Nowadays though, with the hungry media’s fascination over the ever-popular “trademark bullying” accusation, the juicy David v. Goliath story-lines, and the prevalence of mysterious litigation settlements with undisclosed terms, as well as a growing appreciation that large brand owners would prefer to avoid the shaming label altogether, there is a growing and legitimate concern that small business owners may be more and more inclined to bait large brand owners into fights for the publicity — to help launch their new product — and eventual confidential settlement.

If not actual bait, then at least these David-style “benefits” unfortunately appear to be factored into the trademark decision-making under the present trademark landscape.

Now, I certainly don’t know the true motivation behind the latest trademark to trigger an iconic brand owner’s legitimate objection, but based on what I’ve seen thus far, I do tend to believe that the latest brand to undeservingly wear the pejorative and media-baiting “trademark bully” label is: Tootsie Roll.

Over the weekend, CNNMoney reported the filing of a trademark lawsuit by Tootsie Roll Industries, LLC, owner of the more than century old Tootsie Roll confection brand, against Rollashoe, LLC, a small business based in Miami Beach, Florida, selling women’s footwear under the Footzyrolls name and mark.

The owners of Rollashoe, were quoted applying the trademark bully label to their adversary:

“This lawsuit it completely frivolous and has no merit,” Rolloshoe owners Sarah Caplan, 28, and Jenifer Caplan, 34, said in a statement. “This is just another example of Tootsie Roll trying to bully a minority-owned women’s small business.”

I couldn’t help but notice the absence of quotes that the Caplans were shocked to hear from Tootsie Roll. Didn’t the Caplans have to know they were walking into a serious fight with a major brand owner?

And not a frivolous trademark fight either: Tootsie Roll is a federally-registered trademark for clothing, a popular Halloween costume for babies and adults, the Tootsie Roll brand has been around more than 100 years, sixty-four million Tootsie Rolls are produced each day, and “tootsie” has a widely-known meaning for a person’s foot, putting aside the fact that the iconic Tootsie Roll brand is likely famous and trademark dilution requires no likelihood of confusion.

Giving the Caplans the benefit of the doubt, perhaps they had never heard of trademark dilution before, and maybe they truly thought confusion was the test and impossible.

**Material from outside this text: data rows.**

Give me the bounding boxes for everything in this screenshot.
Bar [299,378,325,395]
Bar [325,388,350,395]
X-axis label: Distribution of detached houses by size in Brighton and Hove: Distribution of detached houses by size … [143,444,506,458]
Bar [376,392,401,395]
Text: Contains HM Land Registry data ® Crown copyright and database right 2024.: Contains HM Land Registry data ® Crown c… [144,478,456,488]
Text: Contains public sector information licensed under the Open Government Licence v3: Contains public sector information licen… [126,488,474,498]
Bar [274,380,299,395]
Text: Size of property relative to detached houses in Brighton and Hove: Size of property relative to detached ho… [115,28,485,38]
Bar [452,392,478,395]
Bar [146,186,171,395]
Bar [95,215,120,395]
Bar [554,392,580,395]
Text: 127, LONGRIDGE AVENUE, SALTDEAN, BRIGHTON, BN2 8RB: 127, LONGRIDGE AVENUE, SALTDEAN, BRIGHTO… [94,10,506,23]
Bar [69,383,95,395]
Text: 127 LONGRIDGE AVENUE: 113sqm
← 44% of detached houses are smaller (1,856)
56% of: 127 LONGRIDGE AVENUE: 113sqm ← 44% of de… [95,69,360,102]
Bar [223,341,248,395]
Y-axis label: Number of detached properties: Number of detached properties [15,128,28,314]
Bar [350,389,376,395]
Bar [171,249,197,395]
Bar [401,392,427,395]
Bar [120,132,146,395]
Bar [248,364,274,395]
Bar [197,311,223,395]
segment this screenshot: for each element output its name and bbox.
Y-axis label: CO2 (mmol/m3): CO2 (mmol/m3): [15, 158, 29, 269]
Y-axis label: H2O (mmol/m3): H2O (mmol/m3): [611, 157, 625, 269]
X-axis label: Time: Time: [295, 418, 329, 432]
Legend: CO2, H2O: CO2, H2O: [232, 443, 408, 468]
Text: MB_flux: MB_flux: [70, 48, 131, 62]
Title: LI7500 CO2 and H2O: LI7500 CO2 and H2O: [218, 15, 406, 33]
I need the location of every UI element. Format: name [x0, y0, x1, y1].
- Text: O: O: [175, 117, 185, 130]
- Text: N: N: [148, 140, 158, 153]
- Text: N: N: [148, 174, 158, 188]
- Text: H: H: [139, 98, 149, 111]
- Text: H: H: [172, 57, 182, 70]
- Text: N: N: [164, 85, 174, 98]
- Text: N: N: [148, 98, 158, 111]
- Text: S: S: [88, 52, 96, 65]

Yet, at the close of 2010, Tootsie Roll reported to shareholders record sales of $517 million, as detailed in its Annual Report, specifically noting: “Our key competitive advantage lies in our well known brands . . . .” It also identified “candy buying mothers 25-44 years of age, [as] a key Tootsie Roll demographic group.” These facts aren’t surprising and neither is Tootsie Roll’s objection.

Tootsie Roll wasn’t exactly trigger-happy on this one either, having expressed concern about the FOOTZYROLL mark back in 2009 and formally opposing registration of the mark in early 2010; it held off seeking injunctive relief in federal district court until now.

Again, when you’re tempted to mechanically apply the “trademark bully” label to a brand owner’s particular enforcement effort, it might be a good idea to ask the brand owner’s enforcement target what it would be like if the shoe were on the other foot.

Has anyone bothered to ask the Caplan sisters if they were surprised to hear from Tootsie Roll, and what they’d honestly do if the shoe were on the other tootsie?